Ambulances were driving up the median to treat the people who had heat stroke from sitting in their non-AC cars, and tow trucks came bearing gasoline for those who ran out of gas and would have to buy some, as well as pulling off the road all the overheated cars. For a while there, it was a ‘get to know your neighbors’ kind of mingling experience. No accident, just ten miles of jam-packed stationary backup before the toll booths.

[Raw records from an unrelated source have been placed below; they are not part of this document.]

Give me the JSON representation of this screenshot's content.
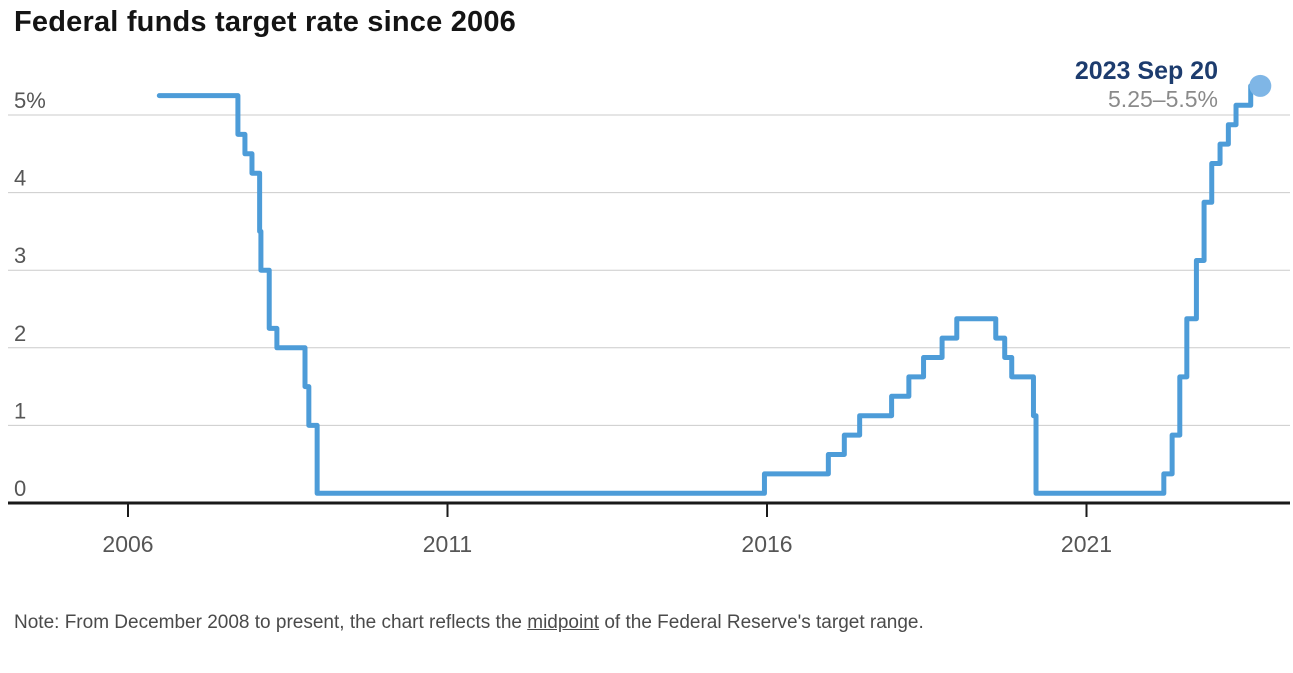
{
  "title": "Federal funds target rate since 2006",
  "annotation": {
    "date": "2023 Sep 20",
    "range": "5.25–5.5%"
  },
  "note": {
    "prefix": "Note: From December 2008 to present, the chart reflects the ",
    "underlined": "midpoint",
    "suffix": " of the Federal Reserve's target range."
  },
  "chart_data": {
    "type": "line",
    "subtype": "step",
    "title": "Federal funds target rate since 2006",
    "series": [
      {
        "name": "Federal funds target rate (midpoint of target range since Dec 2008)",
        "points": [
          [
            2006.49,
            5.25
          ],
          [
            2007.72,
            4.75
          ],
          [
            2007.83,
            4.5
          ],
          [
            2007.94,
            4.25
          ],
          [
            2008.06,
            3.5
          ],
          [
            2008.08,
            3.0
          ],
          [
            2008.21,
            2.25
          ],
          [
            2008.33,
            2.0
          ],
          [
            2008.77,
            1.5
          ],
          [
            2008.83,
            1.0
          ],
          [
            2008.96,
            0.125
          ],
          [
            2015.96,
            0.375
          ],
          [
            2016.96,
            0.625
          ],
          [
            2017.21,
            0.875
          ],
          [
            2017.45,
            1.125
          ],
          [
            2017.95,
            1.375
          ],
          [
            2018.22,
            1.625
          ],
          [
            2018.45,
            1.875
          ],
          [
            2018.74,
            2.125
          ],
          [
            2018.97,
            2.375
          ],
          [
            2019.58,
            2.125
          ],
          [
            2019.72,
            1.875
          ],
          [
            2019.83,
            1.625
          ],
          [
            2020.17,
            1.125
          ],
          [
            2020.21,
            0.125
          ],
          [
            2022.21,
            0.375
          ],
          [
            2022.34,
            0.875
          ],
          [
            2022.46,
            1.625
          ],
          [
            2022.57,
            2.375
          ],
          [
            2022.72,
            3.125
          ],
          [
            2022.84,
            3.875
          ],
          [
            2022.96,
            4.375
          ],
          [
            2023.09,
            4.625
          ],
          [
            2023.22,
            4.875
          ],
          [
            2023.34,
            5.125
          ],
          [
            2023.57,
            5.375
          ],
          [
            2023.72,
            5.375
          ]
        ]
      }
    ],
    "end_point": {
      "x": 2023.72,
      "y": 5.375,
      "label_date": "2023 Sep 20",
      "label_value": "5.25–5.5%"
    },
    "x_ticks": [
      {
        "value": 2006,
        "label": "2006"
      },
      {
        "value": 2011,
        "label": "2011"
      },
      {
        "value": 2016,
        "label": "2016"
      },
      {
        "value": 2021,
        "label": "2021"
      }
    ],
    "y_ticks": [
      {
        "value": 5,
        "label": "5%"
      },
      {
        "value": 4,
        "label": "4"
      },
      {
        "value": 3,
        "label": "3"
      },
      {
        "value": 2,
        "label": "2"
      },
      {
        "value": 1,
        "label": "1"
      },
      {
        "value": 0,
        "label": "0"
      }
    ],
    "xlim": [
      2004.1,
      2024.2
    ],
    "ylim": [
      0,
      5.8
    ],
    "grid": "horizontal",
    "legend": "none",
    "colors": {
      "line": "#4d9cd8",
      "end_dot": "#7fb6e6",
      "gridline": "#cbcbcb",
      "axis": "#1a1a1a",
      "tick_label": "#565656",
      "title": "#141414",
      "annotation_date": "#1d3c6e",
      "annotation_range": "#8a8a8a",
      "note_text": "#4a4a4a"
    }
  }
}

It is pretty fucking bad. I wish there was another route that could get me from Pittsburgh to Philadelphia in under eight hours. When I drive to NYC, I go up US22, to I-99, to US220, to I-80. It adds about 45 minutes to the trip, and a lot of it is low speed limit two lane road (through Port Matilda up to State College), but it is well worth not going on the T-pike. My trip to Point Pleasant, NJ just cost me $35.50 in tolls there and back. That’s $16.75 each way on the PA Turnpike and 1.00 each way on the NJ Turnpike. Add in the 80 in gas that I spent round trip, and the wear and tear on my car and it would’ve been cheaper to take one of the discount airlines $49/way + tax and fees to Philadelphia and get picked up at the airport.

The PA Turnpike itself is in horrid condition, the road is too narrow and there are some places like the 3 mile hill with curves that are reduced speed because of the poor road design, and there are accidents and construction constantly. That road is a travesty. I avoid it whenever I can.

(I hope that was not too much vitriol for MPSIMS)

FWIW, it’s touch and go with the Open Road tolling, even. I used to commute up 355 and there is an open road toll at Army Trail Road. Especially in the morning, it was usually faster to get off, go to the ipass lane in the toll booth and re-merge onto the highway than take the open road toll. This is primarily due to a number of different roads merging onto 355 within a couple miles of the toll. However, I always knew when coming into the open road toll to either hit the far right lane (which splits into the toll booth so it opens up) or to just go into the toll booth.

Oh, and nitpicky, but the OP uses the word “Freeway” and then talks about tolls. These are Tollways - if they were Freeways, they wouldn’t have tolls. If they have tolls, then they’re not Freeways.